Banteay Srei: Located a bit further away from the main tourist circuits, we were surprised and a little wary when we pulled up and saw a well developed visitors center (which we didn’t see anywhere else, even at Angkor Wat). We knew this temple was going to be unique, and it was in many ways, starting with the thoughtfully curated expo that introduced the temple and placed it in a historic and artistic context. It was nice to have this available at a slight remove from the temple itself, so if it was of interest it was easy to visit, but if you preferred to view the temple on its own you could.
The name says it all: it translates to either Citadel of the Women or Citadel of Beauty. This temple was stunning. It’s built out of rosy sandstone, on a much smaller scale than the others and covered with intricate and delicate carvings unlike anything else we saw. I’ll let the pictures speak for themselves.
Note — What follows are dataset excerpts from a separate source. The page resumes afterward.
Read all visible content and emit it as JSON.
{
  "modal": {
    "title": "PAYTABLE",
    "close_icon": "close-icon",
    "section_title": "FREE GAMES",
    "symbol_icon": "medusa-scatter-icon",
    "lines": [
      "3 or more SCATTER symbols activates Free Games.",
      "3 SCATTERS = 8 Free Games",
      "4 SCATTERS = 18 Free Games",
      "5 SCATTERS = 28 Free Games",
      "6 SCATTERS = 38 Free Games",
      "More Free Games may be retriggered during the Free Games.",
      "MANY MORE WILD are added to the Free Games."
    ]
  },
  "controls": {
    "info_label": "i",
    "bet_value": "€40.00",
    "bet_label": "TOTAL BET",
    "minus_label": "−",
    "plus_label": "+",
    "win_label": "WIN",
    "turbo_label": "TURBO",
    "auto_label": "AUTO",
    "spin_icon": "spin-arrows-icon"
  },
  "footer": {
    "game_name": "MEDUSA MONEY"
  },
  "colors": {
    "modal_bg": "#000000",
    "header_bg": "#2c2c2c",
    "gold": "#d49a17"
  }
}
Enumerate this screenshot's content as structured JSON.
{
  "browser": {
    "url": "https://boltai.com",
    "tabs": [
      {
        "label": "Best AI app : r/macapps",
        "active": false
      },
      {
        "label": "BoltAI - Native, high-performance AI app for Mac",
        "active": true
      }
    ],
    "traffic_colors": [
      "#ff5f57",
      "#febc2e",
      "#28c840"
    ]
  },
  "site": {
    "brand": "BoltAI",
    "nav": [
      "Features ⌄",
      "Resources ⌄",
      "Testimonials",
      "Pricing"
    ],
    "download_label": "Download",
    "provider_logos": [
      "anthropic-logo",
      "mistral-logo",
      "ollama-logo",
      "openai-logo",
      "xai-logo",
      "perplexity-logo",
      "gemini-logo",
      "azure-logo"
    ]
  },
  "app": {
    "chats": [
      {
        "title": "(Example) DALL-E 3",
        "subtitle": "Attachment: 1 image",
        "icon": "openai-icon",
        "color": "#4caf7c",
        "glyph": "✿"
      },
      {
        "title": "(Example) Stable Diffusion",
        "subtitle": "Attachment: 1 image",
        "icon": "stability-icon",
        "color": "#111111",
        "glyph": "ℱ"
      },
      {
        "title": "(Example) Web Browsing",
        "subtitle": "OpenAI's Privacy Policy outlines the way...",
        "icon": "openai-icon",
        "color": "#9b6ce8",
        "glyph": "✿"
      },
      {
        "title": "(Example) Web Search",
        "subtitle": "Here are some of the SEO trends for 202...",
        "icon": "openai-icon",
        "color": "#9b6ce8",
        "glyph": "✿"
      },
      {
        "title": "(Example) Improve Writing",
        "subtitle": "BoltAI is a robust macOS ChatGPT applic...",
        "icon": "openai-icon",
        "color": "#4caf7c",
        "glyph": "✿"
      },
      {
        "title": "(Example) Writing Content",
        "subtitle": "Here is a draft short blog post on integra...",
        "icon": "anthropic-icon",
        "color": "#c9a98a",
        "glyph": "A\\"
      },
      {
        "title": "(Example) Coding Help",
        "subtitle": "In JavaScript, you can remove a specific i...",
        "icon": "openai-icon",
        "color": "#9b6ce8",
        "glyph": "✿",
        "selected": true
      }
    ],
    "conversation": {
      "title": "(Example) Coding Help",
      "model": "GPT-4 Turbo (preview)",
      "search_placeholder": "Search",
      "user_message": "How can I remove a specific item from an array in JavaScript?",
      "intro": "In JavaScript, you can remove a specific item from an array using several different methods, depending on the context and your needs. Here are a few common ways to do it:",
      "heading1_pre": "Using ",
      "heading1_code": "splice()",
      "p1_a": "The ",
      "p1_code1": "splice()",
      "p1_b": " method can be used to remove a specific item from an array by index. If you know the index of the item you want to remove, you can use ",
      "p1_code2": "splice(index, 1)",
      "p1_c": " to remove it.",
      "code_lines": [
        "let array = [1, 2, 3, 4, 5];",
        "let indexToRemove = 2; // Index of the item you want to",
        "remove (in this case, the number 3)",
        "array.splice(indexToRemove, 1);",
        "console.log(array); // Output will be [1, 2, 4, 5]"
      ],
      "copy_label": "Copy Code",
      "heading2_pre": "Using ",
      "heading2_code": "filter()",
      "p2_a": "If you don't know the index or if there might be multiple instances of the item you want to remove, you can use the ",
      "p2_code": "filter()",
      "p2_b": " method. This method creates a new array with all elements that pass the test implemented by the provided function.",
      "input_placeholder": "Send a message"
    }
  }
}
Beng Mealea: There’s a fair amount of reference to the “discovery” of the temples, but it is truly absurd to imagine that they were ever lost. To the Khmer, even when neglected, they have always been sacred places and it’s impossible to overlook these immense stone monuments. When this “discovery” is mentioned, I mentally add “by the Western world” which occurred in the mid to late 19th century. With this reference point in mind, several temples have been preserved in the state in which they were “discovered”.
Ta Prohm is the most well known of these, being the temple used in the filming of Tomb Raider. It was exciting to see on our first day touring the temples, but it was also where we encountered some of the densest tour groups of the trip. The outer enclosures there were quieter, but the inner area was packed with people, stones and signs warning you not to climb on the rubble.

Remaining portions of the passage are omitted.